Post by brihaspati »

JSji's Khadakvasla backgorund should be an important clue. Moreover his periodic statements that appear to raise a storm all fall into a certain pattern. He is, consciously or subconsciously, voicing a third school of thought than RSS-BJP, and INC. I would look for the origins of this thought in rashtryia machinery components who are normally not allowed to or expected to open their mouths in politics but are at the receiving end of politicians' antics.

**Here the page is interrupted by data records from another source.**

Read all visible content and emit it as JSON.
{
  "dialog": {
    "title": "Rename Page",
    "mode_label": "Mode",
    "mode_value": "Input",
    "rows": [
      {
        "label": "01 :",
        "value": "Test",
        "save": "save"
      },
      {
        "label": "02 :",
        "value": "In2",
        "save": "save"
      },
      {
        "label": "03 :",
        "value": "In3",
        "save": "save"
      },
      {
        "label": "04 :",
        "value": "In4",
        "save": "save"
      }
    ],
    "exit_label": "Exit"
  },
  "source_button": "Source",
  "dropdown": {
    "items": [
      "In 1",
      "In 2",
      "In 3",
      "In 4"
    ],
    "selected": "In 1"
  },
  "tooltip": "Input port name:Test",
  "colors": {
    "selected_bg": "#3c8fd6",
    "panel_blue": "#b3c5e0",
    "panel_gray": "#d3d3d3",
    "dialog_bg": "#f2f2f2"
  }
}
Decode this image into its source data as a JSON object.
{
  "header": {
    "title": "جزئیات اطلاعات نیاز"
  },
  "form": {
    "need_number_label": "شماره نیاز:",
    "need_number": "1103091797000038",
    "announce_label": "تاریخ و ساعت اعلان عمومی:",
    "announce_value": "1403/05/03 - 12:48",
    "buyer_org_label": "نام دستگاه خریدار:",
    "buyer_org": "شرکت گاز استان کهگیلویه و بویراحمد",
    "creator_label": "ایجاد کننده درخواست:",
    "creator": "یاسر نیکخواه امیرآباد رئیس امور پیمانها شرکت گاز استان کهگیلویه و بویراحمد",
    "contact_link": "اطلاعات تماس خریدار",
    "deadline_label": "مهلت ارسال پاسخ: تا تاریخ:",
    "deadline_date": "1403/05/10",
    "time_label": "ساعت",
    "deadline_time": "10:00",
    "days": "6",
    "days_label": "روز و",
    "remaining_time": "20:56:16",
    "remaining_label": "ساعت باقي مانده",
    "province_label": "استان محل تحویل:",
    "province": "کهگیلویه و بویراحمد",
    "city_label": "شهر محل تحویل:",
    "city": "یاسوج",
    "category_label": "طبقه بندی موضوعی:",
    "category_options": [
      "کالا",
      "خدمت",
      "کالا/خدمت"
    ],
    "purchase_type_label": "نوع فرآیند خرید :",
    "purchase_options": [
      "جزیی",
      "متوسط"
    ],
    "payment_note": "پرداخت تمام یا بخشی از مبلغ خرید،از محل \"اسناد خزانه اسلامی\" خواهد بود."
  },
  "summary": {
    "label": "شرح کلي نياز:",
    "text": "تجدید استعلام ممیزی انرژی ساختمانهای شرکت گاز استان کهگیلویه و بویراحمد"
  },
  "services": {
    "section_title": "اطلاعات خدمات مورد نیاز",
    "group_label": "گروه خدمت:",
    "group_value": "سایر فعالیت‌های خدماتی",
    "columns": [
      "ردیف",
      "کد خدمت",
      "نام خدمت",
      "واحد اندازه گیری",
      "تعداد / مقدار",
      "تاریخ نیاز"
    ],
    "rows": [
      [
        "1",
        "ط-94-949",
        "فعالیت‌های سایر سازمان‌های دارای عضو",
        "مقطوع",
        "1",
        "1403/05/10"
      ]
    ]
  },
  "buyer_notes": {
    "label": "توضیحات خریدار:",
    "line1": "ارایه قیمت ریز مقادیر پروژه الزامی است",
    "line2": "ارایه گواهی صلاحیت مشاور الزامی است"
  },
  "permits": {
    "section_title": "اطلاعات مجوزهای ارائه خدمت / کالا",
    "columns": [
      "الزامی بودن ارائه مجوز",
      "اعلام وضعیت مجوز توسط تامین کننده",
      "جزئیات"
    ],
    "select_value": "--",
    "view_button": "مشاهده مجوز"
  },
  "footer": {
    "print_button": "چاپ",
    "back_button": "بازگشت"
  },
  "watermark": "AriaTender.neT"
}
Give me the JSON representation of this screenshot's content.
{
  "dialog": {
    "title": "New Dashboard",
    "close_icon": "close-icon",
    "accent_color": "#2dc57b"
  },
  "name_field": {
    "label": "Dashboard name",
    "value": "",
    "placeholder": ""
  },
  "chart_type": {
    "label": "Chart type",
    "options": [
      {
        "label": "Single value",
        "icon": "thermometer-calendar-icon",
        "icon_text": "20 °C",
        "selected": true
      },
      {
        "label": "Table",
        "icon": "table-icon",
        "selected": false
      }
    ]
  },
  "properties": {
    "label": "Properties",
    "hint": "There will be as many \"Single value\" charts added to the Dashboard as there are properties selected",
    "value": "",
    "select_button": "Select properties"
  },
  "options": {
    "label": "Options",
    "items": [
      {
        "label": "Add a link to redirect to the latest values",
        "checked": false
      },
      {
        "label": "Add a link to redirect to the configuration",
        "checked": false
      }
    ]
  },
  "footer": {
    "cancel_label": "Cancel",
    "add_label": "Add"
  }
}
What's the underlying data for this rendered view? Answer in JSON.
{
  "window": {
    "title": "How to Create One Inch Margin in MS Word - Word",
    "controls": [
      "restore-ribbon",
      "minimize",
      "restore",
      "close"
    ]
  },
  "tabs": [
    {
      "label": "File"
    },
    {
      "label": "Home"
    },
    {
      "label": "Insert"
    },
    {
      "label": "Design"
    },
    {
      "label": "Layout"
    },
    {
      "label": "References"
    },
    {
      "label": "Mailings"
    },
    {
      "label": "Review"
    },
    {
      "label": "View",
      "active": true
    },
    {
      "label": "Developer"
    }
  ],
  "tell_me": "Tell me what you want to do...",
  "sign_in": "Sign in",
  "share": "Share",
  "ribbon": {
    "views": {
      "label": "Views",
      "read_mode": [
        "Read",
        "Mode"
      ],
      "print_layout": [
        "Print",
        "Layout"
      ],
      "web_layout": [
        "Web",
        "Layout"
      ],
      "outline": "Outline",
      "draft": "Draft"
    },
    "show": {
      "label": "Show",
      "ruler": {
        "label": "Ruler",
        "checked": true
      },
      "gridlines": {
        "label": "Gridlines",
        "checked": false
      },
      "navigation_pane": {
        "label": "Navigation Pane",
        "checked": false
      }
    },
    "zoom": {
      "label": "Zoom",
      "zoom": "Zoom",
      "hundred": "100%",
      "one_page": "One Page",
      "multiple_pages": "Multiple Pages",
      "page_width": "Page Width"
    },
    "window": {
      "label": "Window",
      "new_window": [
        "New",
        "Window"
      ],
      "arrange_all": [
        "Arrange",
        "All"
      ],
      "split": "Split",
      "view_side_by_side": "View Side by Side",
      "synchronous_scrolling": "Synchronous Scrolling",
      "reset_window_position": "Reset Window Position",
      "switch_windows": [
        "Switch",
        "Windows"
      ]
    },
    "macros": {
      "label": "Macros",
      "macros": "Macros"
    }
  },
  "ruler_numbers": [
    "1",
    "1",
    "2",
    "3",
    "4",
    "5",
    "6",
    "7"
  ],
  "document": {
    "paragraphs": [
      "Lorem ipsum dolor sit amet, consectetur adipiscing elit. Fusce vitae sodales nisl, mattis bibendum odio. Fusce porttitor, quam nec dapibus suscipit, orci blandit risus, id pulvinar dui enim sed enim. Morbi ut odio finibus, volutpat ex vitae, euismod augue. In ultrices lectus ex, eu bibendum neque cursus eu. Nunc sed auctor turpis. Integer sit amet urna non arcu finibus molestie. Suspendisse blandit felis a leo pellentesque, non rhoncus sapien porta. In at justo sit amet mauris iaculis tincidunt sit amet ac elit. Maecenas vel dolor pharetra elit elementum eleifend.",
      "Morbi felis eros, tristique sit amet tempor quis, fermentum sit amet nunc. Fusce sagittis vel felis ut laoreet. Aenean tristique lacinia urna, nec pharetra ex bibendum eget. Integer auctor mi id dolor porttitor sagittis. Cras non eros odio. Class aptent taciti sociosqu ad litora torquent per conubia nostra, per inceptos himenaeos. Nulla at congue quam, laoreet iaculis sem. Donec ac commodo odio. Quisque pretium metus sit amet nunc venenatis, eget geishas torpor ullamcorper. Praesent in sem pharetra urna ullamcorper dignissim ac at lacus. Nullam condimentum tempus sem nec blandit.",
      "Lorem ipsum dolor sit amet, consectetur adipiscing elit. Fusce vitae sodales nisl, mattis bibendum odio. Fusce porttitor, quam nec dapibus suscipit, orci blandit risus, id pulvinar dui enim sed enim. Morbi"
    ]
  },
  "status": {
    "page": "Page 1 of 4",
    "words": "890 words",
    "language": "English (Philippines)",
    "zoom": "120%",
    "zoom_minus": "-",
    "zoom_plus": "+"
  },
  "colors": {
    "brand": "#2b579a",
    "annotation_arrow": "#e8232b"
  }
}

JS was perhaps an attempt to give voice to this segment. But JS's method unfortunately won't work. His attempt at constructing a "left of right" (in between centre and right) alternative may have its ethical or nationalistic justifications. But at this juncture, it is more a distraction to the necessary right consolidation than helpful in the long term interests of the nation. The time for this was if BJP had returned to rashtryia power. Now, it is no longer a strategically viable route.

It is too late to revive the "federal" road to solving the TSP problem, and hence the underlying message in the portrayal of MAJ by JS, is not applicable (if the other members of the same school of thought are thinking of that line :) ). By allowing the problem to become what it has become, it has now only one solution left - dissolution of TSP by a combination of popular and armed methods. If certain segments of TSP populations come to the border to break it up like the Germans did to their iron-wall, then not many can object, can they? (or should they be allowed to object?) But it needs strong discouragement to those small but shrill voices who woyl try to prevent this - for them some deft application of the stick will be necessary. The JS "school" should ponder this for the longer term.